Я обнимаю её, целую. Она прижимается ко мне, и я ощущаю, как сильно колотится её сердечко. Моё, впрочем, тоже. Вертикальный взлёт — самый тяжёлый режим полёта, серьёзное испытание даже для ангельского сердца.
— Раньше ты так не мог... — любимые глаза близко-близко.
— Я научился...
Ирочка проводит пальцем по моим рёбрам. Вздыхает.
— Всё проще, Рома. Ты похудел. Нет лишнего веса.
Я только хмыкаю. Это правда. Остров Шушенский как-то незаметно согнал с меня жирок, подкопленный за время размеренной семейной жизни. С обильным питанием...
— Шилка и Нерчинск не страшны теперь, — чуть улыбаюсь я. — Для лётных качеств, оказывается, это даже полезно.
Её рука соскальзывает с моих рёбер на живот... ниже... значительно ниже... Огромные глаза занимают всё поле зрения.
— А для других?
— Проверим?
— Притом здесь и сейчас!
...
-... Очень жаль, что ты не сможешь встретить Мауну сразу после операции.
Я горестно и тяжко вздыхаю. Жаль — не то слово... Всего-то ничего я пребываю в местах не столь отдалённых, и вот уже, пожалуйста... Такое важное событие в жизни ребёнка, а папы нет. Папа зэк...

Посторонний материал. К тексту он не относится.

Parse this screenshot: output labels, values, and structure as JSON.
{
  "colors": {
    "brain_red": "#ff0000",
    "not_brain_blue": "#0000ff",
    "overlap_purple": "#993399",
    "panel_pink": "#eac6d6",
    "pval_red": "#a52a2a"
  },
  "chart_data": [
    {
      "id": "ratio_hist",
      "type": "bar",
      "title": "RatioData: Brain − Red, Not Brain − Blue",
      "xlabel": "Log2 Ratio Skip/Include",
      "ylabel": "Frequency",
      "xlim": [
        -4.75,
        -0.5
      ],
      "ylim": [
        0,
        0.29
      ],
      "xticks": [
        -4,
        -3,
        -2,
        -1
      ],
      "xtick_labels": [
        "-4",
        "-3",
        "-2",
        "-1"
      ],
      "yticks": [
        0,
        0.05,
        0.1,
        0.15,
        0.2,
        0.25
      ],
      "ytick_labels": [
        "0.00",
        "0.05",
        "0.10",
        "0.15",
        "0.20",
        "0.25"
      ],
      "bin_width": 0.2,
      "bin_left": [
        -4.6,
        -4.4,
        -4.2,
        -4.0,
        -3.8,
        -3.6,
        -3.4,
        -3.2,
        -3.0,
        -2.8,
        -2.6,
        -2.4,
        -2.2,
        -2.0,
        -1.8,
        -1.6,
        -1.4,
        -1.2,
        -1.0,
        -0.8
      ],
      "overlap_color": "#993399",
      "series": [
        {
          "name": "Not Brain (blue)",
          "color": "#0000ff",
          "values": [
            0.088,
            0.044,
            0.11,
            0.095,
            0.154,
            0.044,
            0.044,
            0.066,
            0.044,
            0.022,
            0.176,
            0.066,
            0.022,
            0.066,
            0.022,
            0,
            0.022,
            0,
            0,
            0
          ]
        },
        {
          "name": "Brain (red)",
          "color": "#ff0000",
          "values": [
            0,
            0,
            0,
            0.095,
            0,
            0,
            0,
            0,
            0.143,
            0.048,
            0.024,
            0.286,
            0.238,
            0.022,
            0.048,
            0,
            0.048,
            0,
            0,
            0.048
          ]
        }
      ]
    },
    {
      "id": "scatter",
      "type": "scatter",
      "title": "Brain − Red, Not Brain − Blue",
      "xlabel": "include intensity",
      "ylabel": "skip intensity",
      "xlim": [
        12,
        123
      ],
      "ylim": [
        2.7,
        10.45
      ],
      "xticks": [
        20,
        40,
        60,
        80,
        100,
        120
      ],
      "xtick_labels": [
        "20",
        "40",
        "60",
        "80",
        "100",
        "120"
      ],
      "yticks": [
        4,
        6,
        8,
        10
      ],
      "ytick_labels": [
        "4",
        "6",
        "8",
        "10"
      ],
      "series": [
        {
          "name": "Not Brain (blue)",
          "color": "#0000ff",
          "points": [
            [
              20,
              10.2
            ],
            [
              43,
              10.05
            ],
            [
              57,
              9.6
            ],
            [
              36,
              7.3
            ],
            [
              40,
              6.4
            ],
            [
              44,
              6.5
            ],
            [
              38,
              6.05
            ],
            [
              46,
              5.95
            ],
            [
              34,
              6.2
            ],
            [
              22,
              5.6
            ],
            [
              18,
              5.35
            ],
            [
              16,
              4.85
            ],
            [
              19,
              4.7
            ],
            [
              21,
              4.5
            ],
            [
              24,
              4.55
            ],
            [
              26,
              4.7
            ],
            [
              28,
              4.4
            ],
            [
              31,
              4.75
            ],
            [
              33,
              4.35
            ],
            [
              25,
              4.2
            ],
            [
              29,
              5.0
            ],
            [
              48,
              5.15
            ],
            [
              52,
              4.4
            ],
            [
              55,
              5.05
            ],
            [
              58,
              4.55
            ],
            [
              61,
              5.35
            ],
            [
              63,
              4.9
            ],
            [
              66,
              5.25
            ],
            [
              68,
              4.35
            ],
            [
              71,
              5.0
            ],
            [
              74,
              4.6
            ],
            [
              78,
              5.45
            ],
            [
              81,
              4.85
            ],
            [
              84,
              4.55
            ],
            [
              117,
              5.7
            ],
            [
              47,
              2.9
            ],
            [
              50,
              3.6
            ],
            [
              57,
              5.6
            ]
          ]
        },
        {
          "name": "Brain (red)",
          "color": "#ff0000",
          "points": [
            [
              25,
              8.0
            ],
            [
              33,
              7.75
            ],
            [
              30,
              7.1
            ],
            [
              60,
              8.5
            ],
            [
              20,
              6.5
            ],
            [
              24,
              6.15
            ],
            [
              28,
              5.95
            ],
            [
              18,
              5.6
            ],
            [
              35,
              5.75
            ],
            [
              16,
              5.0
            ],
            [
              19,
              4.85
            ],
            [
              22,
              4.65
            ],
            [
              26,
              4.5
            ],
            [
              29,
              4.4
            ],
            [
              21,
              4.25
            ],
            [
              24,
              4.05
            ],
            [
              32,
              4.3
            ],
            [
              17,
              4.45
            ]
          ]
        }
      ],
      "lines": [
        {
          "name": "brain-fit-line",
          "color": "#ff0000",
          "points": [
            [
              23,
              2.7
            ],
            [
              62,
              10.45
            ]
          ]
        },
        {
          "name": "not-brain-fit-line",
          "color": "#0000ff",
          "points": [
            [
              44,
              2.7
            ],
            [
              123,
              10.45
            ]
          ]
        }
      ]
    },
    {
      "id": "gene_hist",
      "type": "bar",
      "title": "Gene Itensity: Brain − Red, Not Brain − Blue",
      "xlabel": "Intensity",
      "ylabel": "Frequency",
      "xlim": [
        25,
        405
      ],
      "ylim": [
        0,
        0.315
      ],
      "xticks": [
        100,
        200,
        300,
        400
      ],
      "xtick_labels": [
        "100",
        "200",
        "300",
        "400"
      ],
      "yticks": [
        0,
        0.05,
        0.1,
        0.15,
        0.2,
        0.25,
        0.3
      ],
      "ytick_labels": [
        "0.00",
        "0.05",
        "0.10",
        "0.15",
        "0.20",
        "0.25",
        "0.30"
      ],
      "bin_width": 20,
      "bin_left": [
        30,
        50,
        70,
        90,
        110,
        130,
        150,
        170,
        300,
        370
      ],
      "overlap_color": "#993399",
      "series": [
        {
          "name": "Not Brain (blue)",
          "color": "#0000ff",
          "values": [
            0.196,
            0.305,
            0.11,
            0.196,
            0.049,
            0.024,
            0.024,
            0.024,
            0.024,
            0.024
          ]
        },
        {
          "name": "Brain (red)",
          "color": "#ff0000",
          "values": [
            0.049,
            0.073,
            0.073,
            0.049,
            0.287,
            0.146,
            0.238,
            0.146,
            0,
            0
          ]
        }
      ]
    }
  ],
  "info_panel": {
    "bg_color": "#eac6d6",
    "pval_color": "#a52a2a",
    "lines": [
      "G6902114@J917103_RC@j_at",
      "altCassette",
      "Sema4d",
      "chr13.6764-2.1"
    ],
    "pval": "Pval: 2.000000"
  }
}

Мы лежим на прибрежном песке, крепко обнявшись.
— Ну ничего, — вздыхает Ирочка. — В следующий раз мы с ней вдвоём к тебе... Рома, я же вижу. Не заставляй меня читать твои скрытые мысли, а то от этого прибора у меня голова опухнет... Излагай словами, и поподробнее.
Я излагаю свои заботы и проблемы, она слушает внимательно и серьёзно, не перебивая.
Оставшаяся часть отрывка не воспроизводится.